Another nugget, during Waterloo 65% survived amputation of lower leg, it got a bit more dicy above the knee though.
 
Returning to the specific case of Rommel, two other factors.

1) Yes, the DAK was on Italian rations. But olive oil, pasta and tomatoes were pretty rare. Most of the time they were on tinned stuff, and let us just say that, as with much of Mussolini's war effort, these were shite even by tinned rations standards. Germans called it something like "muckefucke" (I may have the spelling wrong, cannot now find the precise reference).

2) Rommel was a logistics buffoon. Supplies were always someone else's problem. That was why the rest of the German seniors regarded him with such horror - to the Brits he was "The Desert Fox", to the Germans he was the publicity whoring, Swabian ******** who was about the only German general never to have gone to staff college, and had only risen to high rank by sucking up to Hitler and commanding his bodyguard. This was not even compensated by much regard for his soldiers - he famously bawled out Maj Gen Streich for being a useless divisional commander because he cared too much for his soldiers' lives. Streich replied coldly that he thought that was the No 1 competency for a divisional commander.
 
I brought a car off an Italian gent who was in the Italian campaign in North Africa, loved the Brit’s and was well treated when captured. He said the Italian officers were more concerned about their wine and brothel than the men. He said they the soldiers were woefully equipped for the conditions, cold etc.

Another nugget, during Waterloo 65% survived amputation of lower leg, it got a bit more dicy above the knee though.
The Italien General officers could never understand why Rommel and his officers ate the same rations as his men.
 
Returning to the specific case of Rommel, two other factors.

1) Yes, the DAK was on Italian rations. But olive oil, pasta and tomatoes were pretty rare.
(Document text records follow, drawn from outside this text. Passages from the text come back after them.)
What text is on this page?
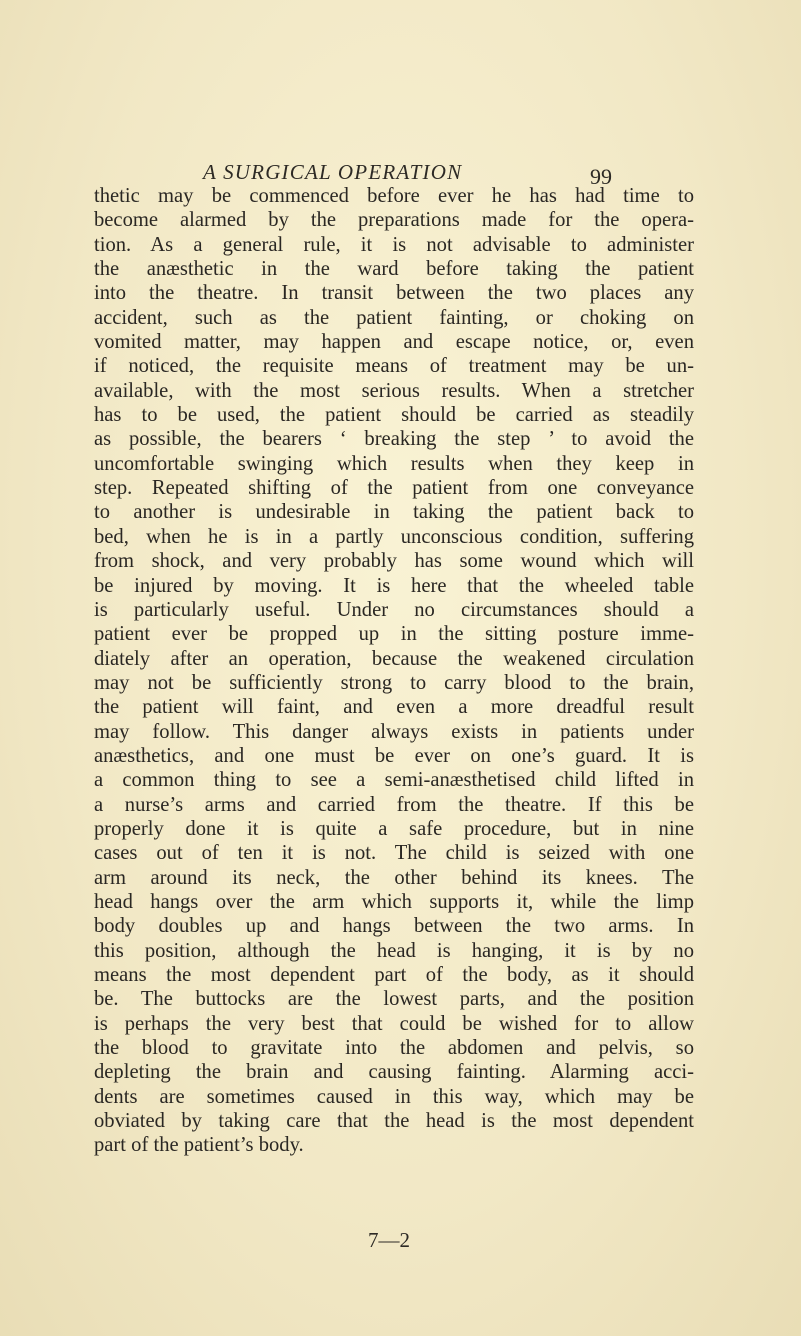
A SURGICAL OPERATION	99
thetic may be commenced before ever he has had time to
become alarmed by the preparations made for the opera-
tion. As a general rule, it is not advisable to administer
the anæsthetic in the ward before taking the patient
into the theatre. In transit between the two places any
accident, such as the patient fainting, or choking on
vomited matter, may happen and escape notice, or, even
if noticed, the requisite means of treatment may be un-
available, with the most serious results. When a stretcher
has to be used, the patient should be carried as steadily
as possible, the bearers ‘ breaking the step ’ to avoid the
uncomfortable swinging which results when they keep in
step. Repeated shifting of the patient from one conveyance
to another is undesirable in taking the patient back to
bed, when he is in a partly unconscious condition, suffering
from shock, and very probably has some wound which will
be injured by moving. It is here that the wheeled table
is particularly useful. Under no circumstances should a
patient ever be propped up in the sitting posture imme-
diately after an operation, because the weakened circulation
may not be sufficiently strong to carry blood to the brain,
the patient will faint, and even a more dreadful result
may follow. This danger always exists in patients under
anæsthetics, and one must be ever on one’s guard. It is
a common thing to see a semi-anæsthetised child lifted in
a nurse’s arms and carried from the theatre. If this be
properly done it is quite a safe procedure, but in nine
cases out of ten it is not. The child is seized with one
arm around its neck, the other behind its knees. The
head hangs over the arm which supports it, while the limp
body doubles up and hangs between the two arms. In
this position, although the head is hanging, it is by no
means the most dependent part of the body, as it should
be. The buttocks are the lowest parts, and the position
is perhaps the very best that could be wished for to allow
the blood to gravitate into the abdomen and pelvis, so
depleting the brain and causing fainting. Alarming acci-
dents are sometimes caused in this way, which may be
obviated by taking care that the head is the most dependent
part of the patient’s body.
7—2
Most of the time they were on tinned stuff, and let us just say that, as with much of Mussolini's war effort, these were shite even by tinned rations standards. Germans called it something like "muckefucke" (I may have the spelling wrong, cannot now find the precise reference).

2) Rommel was a logistics buffoon. Supplies were always someone else's problem. That was why the rest of the German seniors regarded him with such horror - to the Brits he was "The Desert Fox", to the Germans he was the publicity whoring, Swabian ******** who was about the only German general never to have gone to staff college, and had only risen to high rank by sucking up to Hitler and commanding his bodyguard. This was not even compensated by much regard for his soldiers - he famously bawled out Maj Gen Streich for being a useless divisional commander because he cared too much for his soldiers' lives. Streich replied coldly that he thought that was the No 1 competency for a divisional commander.
With most of the German General Staff being Prussian, I think there was a lot of snobbery and jealousy involved with Rommel being looked down on as a 'Swabian peasant' by the aristocratic Vons.
 
The Germans allegedly called Italian tinned meat "Alte Mann" (old man) after the Armata Mussolini stamp on the can, saying it was made from the remains of old boys from the doss houses. Still,they ate it.
 
Apart from that, what is it about Arab towns? I was in Syria for a month,once and anywhere we went, the urban areas were usually strewn with rubbish and all local waterways were filthy.
That's baffled me too, I mean as a boy I saw them squatting down to do their business. But what gets me is that the region was one of the leaders in the ancient world with respect to sanitation. I remember visiting Cyrene and there were underwater cisterns and drains there before the Romans even got there. I suppose it has more to do with tribal practices of some aspects of Bedouin Life.